Offense was supposed to be one of the areas in which the club had success this season. Now that spring appears to have finally come to the Big Apple, the runs and scorching blasts are arriving in New York, too.

So are the wins. The Yankees have won three straight games for the first time this season, and they are winners of six of their past eight.

“I think weather has something to do with it,” Gregorius said, referencing the chilly temperatures that had been following the Yankees all season.

Entering play on Thursday, the Yankees had played 12 outdoor games that had an average first-pitch temperature of 47 degrees. The coldest of the bunch was a game that began with a 38-degree air temperature. Seven of the 18 games they were scheduled to have played by that point had also been impacted by inclement weather, whether delays or postponements.

The past three days, temperatures in New York have climbed to an average 58 degrees by first pitch.

“It’s getting warmer. We’re getting warmer, too,” Gregorius said. “It’s getting hot, and everybody’s doing what they’re supposed to do.”

During Monday’s action-packed game, one of the more promising young stars on a Yankees team chock-full of them joined some elite franchise company. Andujar, New York’s current third baseman who has been filling in for injured starter Brandon Drury, became only the third player in Yankees history to collect extra-base hits in seven consecutive games before turning 24, according to the Elias Sports Bureau.

The other two? They went by the nicknames “The Mick” and “Joltin’ Joe.” Move over, Mickey Mantle and Joe DiMaggio. Make room for “El Papa.”

“For my name to be in the same sentence as those guys, it means a lot,” Andujar said through an interpreter. “Now I just want to keep doing the same thing, keep hitting.”

Andujar, who celebrated his 23rd birthday last month, wasted little time in placing his name in the Yankees’ record book alongside the two Hall of Famers. On the first pitch he saw from Twins starter Jake Odorizzi, he launched a 373-foot home run deep into Yankee Stadium’s left-field bleachers.

The homer led off the second inning and extended an already wide Yankees lead.

“He’s a really gifted hitter. And he’s gotten comfortable, and now we’re seeing what a gifted hitter can do,” Boone said. “We’ve seen it over the last few days with some good sliders that he’s handled. … kind of pitchers’ pitches, almost, and he’s handling them because he’s able to keep that bat in the hitting zone for so long. It’s one of the things why we think he has a chance to be such a good hitter.”

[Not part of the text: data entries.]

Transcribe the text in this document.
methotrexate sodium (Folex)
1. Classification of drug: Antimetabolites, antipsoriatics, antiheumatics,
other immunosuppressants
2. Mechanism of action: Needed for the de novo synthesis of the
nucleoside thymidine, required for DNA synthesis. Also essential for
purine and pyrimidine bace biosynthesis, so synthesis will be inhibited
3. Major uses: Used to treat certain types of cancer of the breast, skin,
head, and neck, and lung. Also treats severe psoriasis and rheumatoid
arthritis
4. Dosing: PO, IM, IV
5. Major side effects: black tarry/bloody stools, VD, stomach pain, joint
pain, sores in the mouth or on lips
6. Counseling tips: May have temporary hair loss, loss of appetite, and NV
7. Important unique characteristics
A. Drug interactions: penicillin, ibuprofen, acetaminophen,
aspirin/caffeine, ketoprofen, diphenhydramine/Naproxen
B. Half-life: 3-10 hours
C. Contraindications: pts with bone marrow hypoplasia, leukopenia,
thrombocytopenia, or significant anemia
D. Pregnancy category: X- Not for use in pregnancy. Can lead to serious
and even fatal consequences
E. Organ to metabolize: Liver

DiMaggio’s pre-24, seven-game, extra-base hit streak came in June 1937. Mantle’s happened in May 1955.

Andujar went on to double, giving him 12 extra-base hits in seven games.

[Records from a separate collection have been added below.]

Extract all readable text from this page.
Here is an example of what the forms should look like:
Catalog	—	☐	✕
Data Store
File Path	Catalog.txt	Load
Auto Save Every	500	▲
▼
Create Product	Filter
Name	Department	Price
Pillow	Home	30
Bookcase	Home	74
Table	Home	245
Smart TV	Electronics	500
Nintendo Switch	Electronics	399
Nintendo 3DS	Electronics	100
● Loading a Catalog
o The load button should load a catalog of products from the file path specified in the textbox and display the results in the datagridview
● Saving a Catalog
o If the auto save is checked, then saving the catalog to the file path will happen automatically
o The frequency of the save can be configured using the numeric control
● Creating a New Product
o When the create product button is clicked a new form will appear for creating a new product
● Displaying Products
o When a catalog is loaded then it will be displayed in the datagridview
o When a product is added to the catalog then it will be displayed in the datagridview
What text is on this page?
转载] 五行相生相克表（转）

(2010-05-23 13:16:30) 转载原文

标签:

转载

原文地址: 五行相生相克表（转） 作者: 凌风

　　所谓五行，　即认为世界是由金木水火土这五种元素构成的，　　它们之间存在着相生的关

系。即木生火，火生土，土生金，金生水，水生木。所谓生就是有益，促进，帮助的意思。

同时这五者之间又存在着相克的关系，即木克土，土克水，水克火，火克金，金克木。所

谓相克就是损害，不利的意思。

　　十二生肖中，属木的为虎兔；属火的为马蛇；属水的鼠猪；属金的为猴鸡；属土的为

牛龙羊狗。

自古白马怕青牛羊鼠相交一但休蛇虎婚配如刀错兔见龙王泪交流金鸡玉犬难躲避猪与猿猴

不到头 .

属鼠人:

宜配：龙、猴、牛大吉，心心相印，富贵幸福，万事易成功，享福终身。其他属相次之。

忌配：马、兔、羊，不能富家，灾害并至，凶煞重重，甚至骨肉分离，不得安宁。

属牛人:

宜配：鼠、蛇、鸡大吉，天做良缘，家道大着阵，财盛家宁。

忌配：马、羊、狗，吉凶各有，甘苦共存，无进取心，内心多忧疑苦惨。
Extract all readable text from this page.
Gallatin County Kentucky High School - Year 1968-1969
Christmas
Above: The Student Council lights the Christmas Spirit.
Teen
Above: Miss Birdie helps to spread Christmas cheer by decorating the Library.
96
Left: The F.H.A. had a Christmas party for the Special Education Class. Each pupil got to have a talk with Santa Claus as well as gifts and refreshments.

In addition to the young third baseman’s solid night, the Yankees received production from Stanton, who went 4-for-4 with a walk en route to his first four-hit game in pinstripes. His fifth-inning home run brought the more than 39,000 in attendance to their feet in roaring approval, something he hadn’t heard much of in home games so far this season.

The Stanton plate appearance that impressed Boone the most was the one that didn’t end with the slugger immediately rounding the bases.

After going down 0-2 with two outs in the first inning, Stanton worked a walk. One batter later, Stanton scored, and two more runs were plated by the end of the inning.

“Good night for him and hopefully something that just continues to build a little momentum for him toward being the guy that we know that he is,” Boone said.

A similar rally was started in the eighth inning when Torres led off, punching his first career hit into center field. After failing to reach base in his first seven career at-bats, Torres’ single kicked off a six-run charge as the Yankees added to the blowout victory late. The ball was tossed off the field instantly.

“[I’ll] save it and show all my family,” Torres said.

The Yankees’ dugout was giddy as the young infielder gave a subtle fist pump as he ran up the first-base line.

“You never want somebody to have 20 at-bats or something without getting their first hit, so it was awesome,” outfielder Aaron Hicks said.